Elf Jahre zuvor, 1975, war ein namenloser Premierminister auf den Buchseiten eines schwedischen Bestsellers auf offener Straße erschossen worden. Jetzt war Palme wirklich tot. Die Realität hatte den Roman eingeholt.
«Es ist grauenhaft, in einer Welt zu leben, in der sich alle gegenseitig anlügen. Aber alle glauben ja, lügen zu müssen, um in diesem Leben durchzukommen, und wenn diejenigen, die am meisten zu sagen haben und anderen Anweisungen geben können, was sie zu tun haben, am allermeisten lügen, dann muss es wohl so werden.» Es war im letzten der zehn Teile ihrer Serie Roman über ein Verbrechen, dass Maj Sjöwall und Per Wahlöö der Attentäterin des Premierministers diese Worte in den Mund legten. Sjöwall und Wahlöö waren zwei marxistische Journalist:innen aus gehobenen Familien, die 1962 ein Paar und 1965 die Erfinder:innen dessen geworden waren, was man in Deutschland den Schwedenkrimi nennt.
Kriminalromane aus Schweden hatte es schon vorher zahlreiche gegeben, aber sie standen in der bürgerlichen, britischen Tradition, in der Motiv und Milieu nur über ihre Funktion im literarischen Puzzlespiel Bedeutung erhalten. Sjöwall/Wahlöö hingegen orientierten sich an einem amerikanischen Groschenliteraten mit dem Pseudonym Ed McBain. (Elf von Ed McBains 118 Romanen übertrugen sie selbst ins Schwedische.) Sie übernahmen seinen ausgekochten Realismus, ergänzten seinen lakonischen Spott über die Gesellschaft um eine marxistisch geschulte Kritik an ihr und tauschten seine hartgesottenen Ermittler gegen einen abgekämpften schwedischen Melancholiker mit Namen Martin Beck aus, dessen Hauptmerkmale sind, dass seine Frau sich von ihm scheiden lässt und dass er mit Waffen nichts anzufangen weiß.
Sjöwall und Walhöö waren keine Socializer – ihr antisozialer Ruf eilte ihnen voraus –, aber sie waren ein diszipliniertes, höchst funktionstüchtiges Arbeitsgespann: Von 1965 bis 1975 produzierten sie je einen Roman pro Jahr, 15 Kapitel pro Buch schrieb sie, 15 schrieb er.
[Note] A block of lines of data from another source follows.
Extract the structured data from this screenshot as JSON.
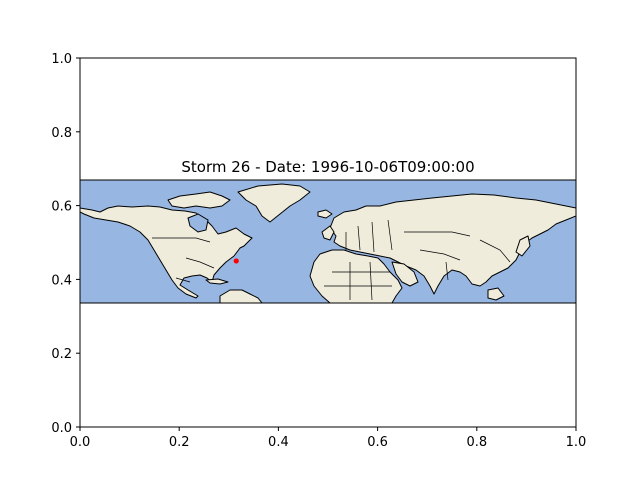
{
  "title": "Storm 26 - Date: 1996-10-06T09:00:00",
  "colors": {
    "ocean": "#97b6e1",
    "land": "#efecdc",
    "marker": "#ff0000",
    "axes": "#000000"
  },
  "chart_data": {
    "type": "scatter",
    "title": "Storm 26 - Date: 1996-10-06T09:00:00",
    "xlim": [
      0,
      1
    ],
    "ylim": [
      0,
      1
    ],
    "x_ticks": [
      "0.0",
      "0.2",
      "0.4",
      "0.6",
      "0.8",
      "1.0"
    ],
    "y_ticks": [
      "0.0",
      "0.2",
      "0.4",
      "0.6",
      "0.8",
      "1.0"
    ],
    "map_extent_y": [
      0.333,
      0.667
    ],
    "points": [
      {
        "x": 0.315,
        "y": 0.45,
        "color": "#ff0000"
      }
    ],
    "grid": false
  }
}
Sie unterhielten Insiderkontakte zur Polizei, um die Ermittlungsarbeit so wahrheitsgetreu wie möglich schildern zu können, auch wenn die Verbrechen in ihren Romanen immer etwas übertrieben wirkten. Kurz nach Vollendung der Dekalogie starb Per Wahlöö an seiner Alkoholkrankheit, und um den Schwedenkrimi wurde es still. Bis zur Ermordung Olof Palmes zeichneten sich keine Nachfolger ab.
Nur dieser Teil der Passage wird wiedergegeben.